As for the US procurement mess - there have been many studies on this - we waste between 1/2 to 2/3 of our procurement funds on non-productive paper pushing. Between having way too many office jockeys, regulations, delays, and etc.
I dont know whether the Chinese and Russians are as inefficient as we are, but they could hardly be worse.
“They can get and keep similarly talented people for much less money, so they can have more of them, so they get more for their $.”
Cost of living is way down for them, so, they are able to pay less comparatively and, yes, they get what they pay for—non-thinking drones. Want a million illiterate coolies for your army, have at it. Fodder for modern weapons, technology and tactics.
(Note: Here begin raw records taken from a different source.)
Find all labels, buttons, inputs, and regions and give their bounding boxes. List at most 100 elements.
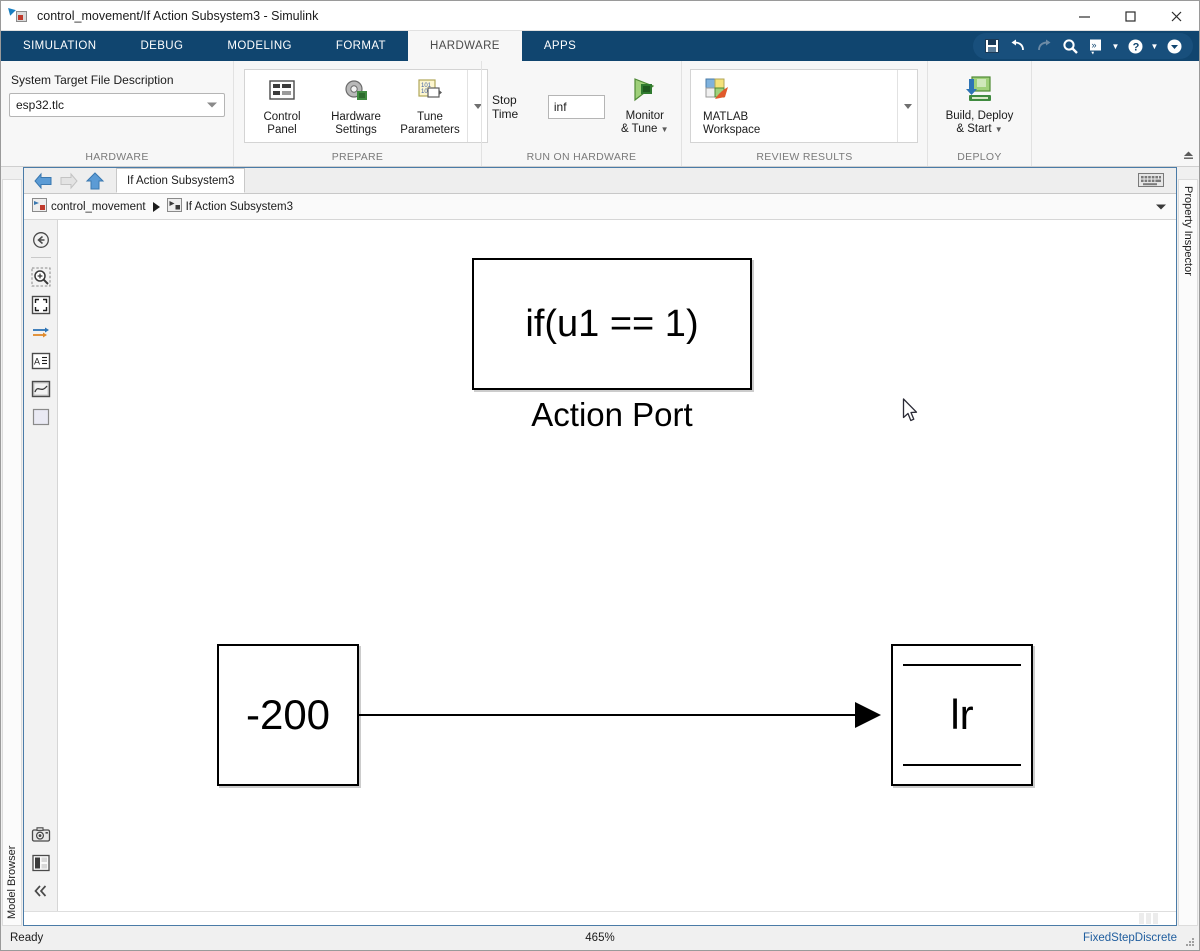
monitor-tune-label-1: Monitor [625,110,664,122]
undo-icon[interactable] [1005,35,1031,57]
property-inspector-tab[interactable]: Property Inspector [1178,179,1198,926]
quick-access-toolbar: » ▼ ? ▼ [973,33,1193,59]
matlab-workspace-button[interactable]: MATLAB Workspace [691,70,777,142]
resize-grip-icon[interactable] [1185,937,1195,947]
ribbon-group-hardware: System Target File Description esp32.tlc… [1,61,233,166]
up-arrow-icon[interactable] [82,169,108,193]
monitor-and-tune-button[interactable]: Monitor & Tune ▼ [615,69,675,136]
ribbon-group-run-on-hardware: Stop Time inf Monitor & Tune ▼ RUN ON HA… [481,61,681,166]
tune-parameters-icon: 101 10 [415,74,445,108]
tab-apps[interactable]: APPS [522,31,598,61]
collapse-ribbon-icon[interactable] [1182,148,1195,164]
tab-simulation[interactable]: SIMULATION [1,31,118,61]
help-icon[interactable]: ? [1122,35,1148,57]
breadcrumb-item-subsystem[interactable]: If Action Subsystem3 [166,198,293,215]
system-target-file-value: esp32.tlc [16,98,65,112]
breadcrumb: control_movement If Action Subsystem3 [24,194,1176,220]
tab-debug[interactable]: DEBUG [118,31,205,61]
ribbon-tabstrip: SIMULATION DEBUG MODELING FORMAT HARDWAR… [1,31,1199,61]
camera-snapshot-icon[interactable] [27,821,55,849]
fit-to-view-icon[interactable] [27,291,55,319]
help-caret-icon[interactable]: ▼ [1148,35,1161,57]
matlab-workspace-label-2: Workspace [703,124,761,136]
favorites-caret-icon[interactable]: ▼ [1109,35,1122,57]
scope-viewer-icon[interactable] [27,375,55,403]
constant-block-value: -200 [245,691,331,738]
ribbon-group-label-deploy: DEPLOY [957,151,1002,163]
close-button[interactable] [1153,1,1199,31]
breadcrumb-dropdown-icon[interactable] [1156,204,1166,209]
control-panel-label-1: Control [263,111,301,123]
ribbon-filler [1031,61,1199,166]
review-results-more-button[interactable] [897,70,917,142]
stop-time-input[interactable]: inf [547,95,605,119]
control-panel-icon [267,74,297,108]
canvas-wrap: A if(u1 == 1) Action Port -200 lr [24,220,1176,911]
back-arrow-icon[interactable] [30,169,56,193]
forward-arrow-icon [56,169,82,193]
build-deploy-start-icon [964,73,996,107]
navigate-up-icon[interactable] [27,226,55,254]
svg-text:10: 10 [421,89,428,95]
save-icon[interactable] [979,35,1005,57]
control-panel-button[interactable]: Control Panel [245,70,319,142]
canvas-horizontal-scrollbar[interactable] [24,911,1176,925]
svg-text:?: ? [1132,41,1139,53]
goto-block[interactable]: lr [891,644,1033,786]
hardware-settings-label-1: Hardware [331,111,381,123]
chevron-down-icon [207,102,217,108]
document-tab[interactable]: If Action Subsystem3 [116,168,246,193]
keyboard-icon[interactable] [1138,172,1164,194]
review-results-panel: MATLAB Workspace [690,69,918,143]
customize-icon[interactable] [1161,35,1187,57]
chevron-down-icon: ▼ [660,125,669,134]
toolbar-divider [30,257,51,258]
if-block-label: if(u1 == 1) [525,302,699,345]
system-target-file-label: System Target File Description [11,73,174,87]
minimize-button[interactable] [1061,1,1107,31]
svg-text:»: » [1091,40,1096,50]
simulink-window: control_movement/If Action Subsystem3 - … [0,0,1200,951]
if-block[interactable]: if(u1 == 1) [472,258,752,390]
chevron-down-icon: ▼ [994,125,1003,134]
status-zoom-level: 465% [585,932,615,944]
favorites-icon[interactable]: » [1083,35,1109,57]
area-icon[interactable] [27,403,55,431]
tune-parameters-button[interactable]: 101 10 Tune Parameters [393,70,467,142]
collapse-toolbar-icon[interactable] [27,877,55,905]
redo-icon[interactable] [1031,35,1057,57]
status-solver[interactable]: FixedStepDiscrete [1083,932,1177,944]
signal-line[interactable] [359,714,875,716]
window-controls [1061,1,1199,31]
mouse-pointer [902,398,920,429]
simulink-model-icon [8,5,31,26]
monitor-tune-icon [629,73,661,107]
breadcrumb-separator-icon [152,201,160,212]
canvas-toolbar-bottom [24,821,58,905]
maximize-button[interactable] [1107,1,1153,31]
tune-parameters-label-2: Parameters [400,124,460,136]
breadcrumb-item-model[interactable]: control_movement [32,198,146,215]
signal-lines-icon[interactable] [27,319,55,347]
canvas-toolbar: A [24,220,58,911]
system-target-file-combo[interactable]: esp32.tlc [9,93,225,117]
signal-arrow-icon [855,702,881,728]
tab-modeling[interactable]: MODELING [205,31,314,61]
scrollbar-grip [1139,913,1158,924]
tab-format[interactable]: FORMAT [314,31,408,61]
hardware-settings-button[interactable]: Hardware Settings [319,70,393,142]
prepare-panel: Control Panel Hardware Settings 101 10 T… [244,69,488,143]
tab-hardware[interactable]: HARDWARE [408,31,522,61]
model-browser-tab[interactable]: Model Browser [2,179,22,926]
model-canvas[interactable]: if(u1 == 1) Action Port -200 lr [58,220,1176,911]
window-title: control_movement/If Action Subsystem3 - … [37,8,319,23]
build-deploy-start-button[interactable]: Build, Deploy & Start ▼ [934,69,1025,136]
ribbon-group-prepare: Control Panel Hardware Settings 101 10 T… [233,61,488,166]
goto-bottom-rule [903,764,1021,766]
layout-icon[interactable] [27,849,55,877]
matlab-workspace-label-1: MATLAB [703,111,749,123]
constant-block[interactable]: -200 [217,644,359,786]
search-icon[interactable] [1057,35,1083,57]
annotation-icon[interactable]: A [27,347,55,375]
zoom-region-icon[interactable] [27,263,55,291]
“So even if their annual military budget is 1/3 or 1/4 of ours, it buys them as much or nearly as much.”
I’d say not in leadership and initiative and independent thinking company and field grade officers, and things, hardware, cost so much less over there (closed economic system) that can buy whatever they want at whatever price they care to pay. We don’t have that option.
“Which makes them more dangerous than a simple $ comparison would lead on to think.”
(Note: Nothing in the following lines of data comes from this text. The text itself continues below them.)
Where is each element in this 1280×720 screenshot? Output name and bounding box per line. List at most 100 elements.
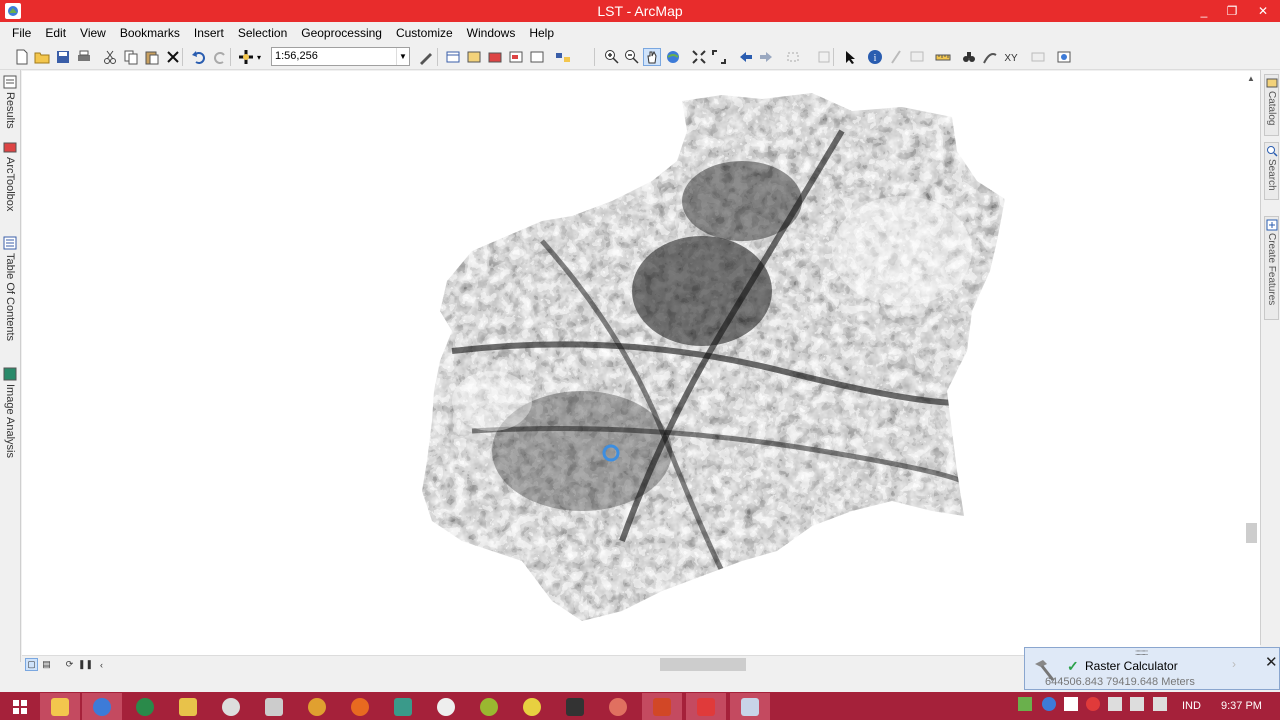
search-icon bbox=[1266, 146, 1278, 157]
minimize-button[interactable]: _ bbox=[1190, 0, 1218, 22]
app-icon bbox=[609, 697, 627, 716]
results-tab[interactable]: Results bbox=[1, 75, 19, 129]
taskbar-firefox[interactable] bbox=[340, 693, 380, 720]
taskbar-app-12[interactable] bbox=[512, 693, 552, 720]
vertical-scroll-thumb[interactable] bbox=[1246, 523, 1257, 543]
add-data-dropdown[interactable]: ▾ bbox=[255, 48, 263, 66]
create-features-tab[interactable]: Create Features bbox=[1264, 216, 1279, 320]
left-dock: Results ArcToolbox Table Of Contents Ima… bbox=[0, 70, 21, 662]
catalog-tab[interactable]: Catalog bbox=[1264, 74, 1279, 136]
menu-customize[interactable]: Customize bbox=[389, 26, 460, 40]
menu-bar: File Edit View Bookmarks Insert Selectio… bbox=[0, 22, 1280, 44]
delete-icon[interactable] bbox=[164, 48, 182, 66]
maximize-button[interactable]: ❐ bbox=[1218, 0, 1246, 22]
data-view-icon[interactable]: ▢ bbox=[25, 658, 38, 671]
toolbox-icon bbox=[3, 142, 17, 153]
taskbar-app-11[interactable] bbox=[469, 693, 509, 720]
results-icon bbox=[3, 75, 17, 89]
cut-icon[interactable] bbox=[101, 48, 119, 66]
menu-help[interactable]: Help bbox=[522, 26, 561, 40]
menu-file[interactable]: File bbox=[5, 26, 38, 40]
clock[interactable]: 9:37 PM bbox=[1221, 696, 1262, 716]
paste-icon[interactable] bbox=[143, 48, 161, 66]
tray-icon-4[interactable] bbox=[1086, 697, 1100, 711]
save-icon[interactable] bbox=[54, 48, 72, 66]
open-folder-icon[interactable] bbox=[33, 48, 51, 66]
copy-icon[interactable] bbox=[122, 48, 140, 66]
toolbar-separator bbox=[833, 48, 834, 66]
menu-view[interactable]: View bbox=[73, 26, 113, 40]
volume-icon[interactable] bbox=[1153, 697, 1167, 711]
toc-label: Table Of Contents bbox=[4, 253, 16, 342]
taskbar-powerpoint[interactable] bbox=[642, 693, 682, 720]
close-button[interactable]: ✕ bbox=[1246, 0, 1280, 22]
app-icon bbox=[697, 697, 715, 716]
taskbar-app-16[interactable] bbox=[686, 693, 726, 720]
arctoolbox-tab[interactable]: ArcToolbox bbox=[1, 140, 19, 211]
map-display[interactable] bbox=[22, 71, 1243, 655]
taskbar-app-5[interactable] bbox=[211, 693, 251, 720]
tray-icon-5[interactable] bbox=[1108, 697, 1122, 711]
airplane-icon[interactable] bbox=[1130, 697, 1144, 711]
powerpoint-icon bbox=[653, 697, 671, 716]
popup-title: Raster Calculator bbox=[1085, 659, 1178, 673]
app-icon bbox=[437, 697, 455, 716]
flag-icon[interactable] bbox=[1064, 697, 1078, 711]
taskbar-file-explorer[interactable] bbox=[40, 693, 80, 720]
app-icon bbox=[222, 697, 240, 716]
taskbar-app-4[interactable] bbox=[168, 693, 208, 720]
taskbar-app-6[interactable] bbox=[254, 693, 294, 720]
arcmap-icon bbox=[741, 697, 759, 716]
chevron-right-icon[interactable]: › bbox=[1232, 657, 1236, 671]
table-of-contents-icon bbox=[3, 236, 17, 250]
language-indicator[interactable]: IND bbox=[1182, 696, 1201, 716]
taskbar-chrome[interactable] bbox=[297, 693, 337, 720]
redo-icon[interactable] bbox=[211, 48, 229, 66]
menu-edit[interactable]: Edit bbox=[38, 26, 73, 40]
menu-geoprocessing[interactable]: Geoprocessing bbox=[294, 26, 389, 40]
toolbar-separator bbox=[437, 48, 438, 66]
taskbar-app-13[interactable] bbox=[555, 693, 595, 720]
start-button[interactable] bbox=[0, 693, 40, 720]
menu-windows[interactable]: Windows bbox=[460, 26, 523, 40]
search-tab[interactable]: Search bbox=[1264, 142, 1279, 200]
chevron-down-icon[interactable]: ▼ bbox=[396, 48, 409, 65]
taskbar-app-14[interactable] bbox=[598, 693, 638, 720]
chrome-icon bbox=[308, 697, 326, 716]
map-scale-combobox[interactable]: 1:56,256 ▼ bbox=[271, 47, 410, 66]
new-document-icon[interactable] bbox=[13, 48, 31, 66]
popup-close-button[interactable]: ✕ bbox=[1265, 653, 1278, 671]
taskbar-globe-app[interactable] bbox=[125, 693, 165, 720]
image-analysis-tab[interactable]: Image Analysis bbox=[1, 367, 19, 458]
pause-drawing-icon[interactable]: ❚❚ bbox=[78, 658, 93, 671]
catalog-icon bbox=[1266, 78, 1277, 88]
globe-icon bbox=[136, 697, 154, 716]
standard-toolbar: ▾ bbox=[0, 44, 1280, 70]
taskbar-app-9[interactable] bbox=[383, 693, 423, 720]
taskbar-app-10[interactable] bbox=[426, 693, 466, 720]
tray-icon-2[interactable] bbox=[1042, 697, 1056, 711]
table-of-contents-tab[interactable]: Table Of Contents bbox=[1, 236, 19, 341]
toolbar-separator bbox=[594, 48, 595, 66]
catalog-label: Catalog bbox=[1266, 91, 1277, 126]
folder-icon bbox=[51, 697, 69, 716]
taskbar-search-app[interactable] bbox=[82, 693, 122, 720]
menu-bookmarks[interactable]: Bookmarks bbox=[113, 26, 187, 40]
map-coordinates: 644506.843 79419.648 Meters bbox=[1045, 676, 1195, 688]
taskbar-arcmap[interactable] bbox=[730, 693, 770, 720]
horizontal-scroll-thumb[interactable] bbox=[660, 658, 746, 671]
scroll-up-icon[interactable]: ▲ bbox=[1247, 74, 1255, 83]
layout-view-icon[interactable]: ▤ bbox=[40, 658, 53, 671]
toolbar-separator bbox=[182, 48, 183, 66]
image-analysis-label: Image Analysis bbox=[4, 384, 16, 458]
tray-icon-1[interactable] bbox=[1018, 697, 1032, 711]
print-icon[interactable] bbox=[75, 48, 93, 66]
menu-insert[interactable]: Insert bbox=[187, 26, 231, 40]
vertical-scrollbar[interactable]: ▲ bbox=[1243, 71, 1260, 655]
refresh-icon[interactable]: ⟳ bbox=[63, 658, 76, 671]
add-data-icon[interactable] bbox=[237, 48, 255, 66]
undo-icon[interactable] bbox=[190, 48, 208, 66]
create-features-label: Create Features bbox=[1266, 233, 1277, 306]
menu-selection[interactable]: Selection bbox=[231, 26, 294, 40]
scroll-left-icon[interactable]: ‹ bbox=[95, 658, 108, 671]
Dangerous? More numerous, for sure, but more dangerous/lethal? Not so much.
“As for the US procurement mess - there have been many studies on this - we waste between 1/2 to 2/3 of our procurement funds on non-productive paper pushing.”
I’d like to read that. Where can I find that number/study?
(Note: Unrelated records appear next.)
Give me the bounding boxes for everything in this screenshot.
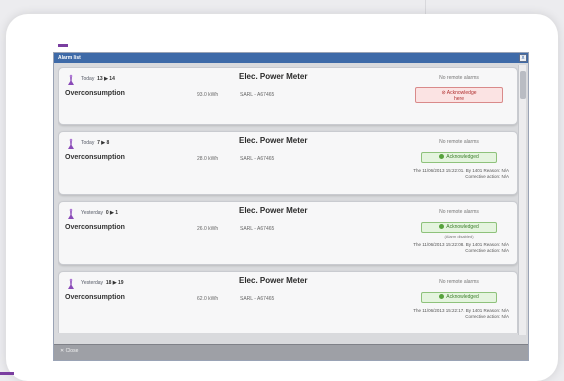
- alarm-value: 26.0 kWh: [197, 226, 219, 232]
- meter-name: Elec. Power Meter: [239, 206, 308, 215]
- acknowledge-detail: The 11/06/2013 15:22:01. By 1401 Reason:…: [413, 168, 509, 180]
- alarm-time: Yesterday 18 ▶ 19: [81, 280, 124, 286]
- alarm-value: 62.0 kWh: [197, 296, 219, 302]
- accent-mark: [0, 372, 14, 375]
- alarm-value: 28.0 kWh: [197, 156, 219, 162]
- alarm-disabled-note: (Alarm disabled): [444, 234, 474, 239]
- alarm-list-window: Alarm list x Today 13 ▶ 14 Elec. Power M…: [53, 52, 529, 361]
- acknowledged-badge: Acknowledged: [421, 222, 497, 233]
- alarm-card: Today 7 ▶ 8 Elec. Power Meter Overconsum…: [58, 131, 518, 195]
- meter-pin-icon: [68, 138, 74, 149]
- accent-mark: [58, 44, 68, 47]
- alarm-type: Overconsumption: [65, 224, 125, 231]
- window-title: Alarm list: [58, 55, 81, 61]
- window-titlebar: Alarm list x: [54, 53, 528, 63]
- window-footer: ✕ Close: [54, 344, 528, 360]
- remote-alarms-status: No remote alarms: [439, 75, 479, 81]
- alarm-time: Today 7 ▶ 8: [81, 140, 110, 146]
- check-dot-icon: [439, 154, 445, 160]
- meter-name: Elec. Power Meter: [239, 136, 308, 145]
- vertical-scrollbar[interactable]: [518, 65, 526, 335]
- acknowledged-label: Acknowledged: [446, 294, 479, 300]
- acknowledge-detail: The 11/06/2013 15:22:08. By 1401 Reason:…: [413, 242, 509, 254]
- alarm-time: Today 13 ▶ 14: [81, 76, 115, 82]
- background-divider: [425, 0, 426, 14]
- remote-alarms-status: No remote alarms: [439, 279, 479, 285]
- meter-pin-icon: [68, 74, 74, 85]
- close-icon[interactable]: x: [519, 54, 527, 62]
- remote-alarms-status: No remote alarms: [439, 139, 479, 145]
- alarm-card: Today 13 ▶ 14 Elec. Power Meter Overcons…: [58, 67, 518, 125]
- alarm-reference: SARL - A67465: [240, 226, 275, 232]
- acknowledge-button[interactable]: ⊘ Acknowledge here: [415, 87, 503, 103]
- close-button[interactable]: ✕ Close: [60, 348, 78, 354]
- alarm-type: Overconsumption: [65, 154, 125, 161]
- alarm-list: Today 13 ▶ 14 Elec. Power Meter Overcons…: [58, 67, 518, 333]
- check-dot-icon: [439, 294, 445, 300]
- alarm-reference: SARL - A67465: [240, 296, 275, 302]
- alarm-reference: SARL - A67465: [240, 156, 275, 162]
- corrective-action-line: Corrective action: N/A: [465, 314, 509, 319]
- alarm-time: Yesterday 0 ▶ 1: [81, 210, 119, 216]
- meter-name: Elec. Power Meter: [239, 72, 308, 81]
- remote-alarms-status: No remote alarms: [439, 209, 479, 215]
- alarm-card: Yesterday 0 ▶ 1 Elec. Power Meter Overco…: [58, 201, 518, 265]
- acknowledge-label-sub: here: [453, 96, 464, 102]
- alarm-value: 93.0 kWh: [197, 92, 219, 98]
- alarm-reference: SARL - A67465: [240, 92, 275, 98]
- acknowledged-label: Acknowledged: [446, 224, 479, 230]
- alarm-type: Overconsumption: [65, 294, 125, 301]
- corrective-action-line: Corrective action: N/A: [465, 248, 509, 253]
- acknowledged-label: Acknowledged: [446, 154, 479, 160]
- acknowledged-badge: Acknowledged: [421, 152, 497, 163]
- alarm-card: Yesterday 18 ▶ 19 Elec. Power Meter Over…: [58, 271, 518, 333]
- meter-pin-icon: [68, 278, 74, 289]
- check-dot-icon: [439, 224, 445, 230]
- acknowledged-badge: Acknowledged: [421, 292, 497, 303]
- meter-pin-icon: [68, 208, 74, 219]
- meter-name: Elec. Power Meter: [239, 276, 308, 285]
- alarm-type: Overconsumption: [65, 90, 125, 97]
- corrective-action-line: Corrective action: N/A: [465, 174, 509, 179]
- scrollbar-thumb[interactable]: [520, 71, 526, 99]
- acknowledge-detail: The 11/06/2013 15:22:17. By 1401 Reason:…: [413, 308, 509, 320]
“Between having way too many office jockeys, regulations, delays, and etc.”
Acquisition reform is certainly much needed. The number of acquisition personnel in uniform is quite small, actually. Most acquisition is done by civilians, you know, those dedicated civilians in the federal GS world that belong to a union.
Regulations are made by congress and congress causes most of the cost increases and delays.
A contract is signed with a defense manufacturer and they start to build to the contracted number. They contract with second and third teir suppliers for parts and such. . .and many parts and materials are ‘long lead’ items requiring the contractor commit to purchase for many years. . .requiring the contractor to go on risk, to bet that congress will continue to fund the original amount.
The suppliers also sub-contract to get the raw materials so they can build the parts. All at a set price and for a certain muber.
Congress steps in and mucks it up by reducing the numbers (see F-22 of most recent example) and the cost-per-unit sky-rockets because the company must recover their non-recurring R&D investment, and this means they spread that cost over fewer platforms and this raises the costs and then people that don’t know any better complain about the kit being too costly and then congress reduces the number again, thereby increasing the cost-per unit-even more. . .and so on. Repeat.
It’s like Ford designing an entirely new car and the development cost is spread over hundreds of thousands of vehicles and no one really notices the cost for development when it is added to the cost of the car. However, if Ford is contracted for only a few hundred vehicles then the cost would be enormous.
“I dont know whether the Chinese and Russians are as inefficient as we are, but they could hardly be worse.”
Oh, they are very much worse. Not only are they building crap, they are building lots of it.
Just my humble opinion. Others may disagree.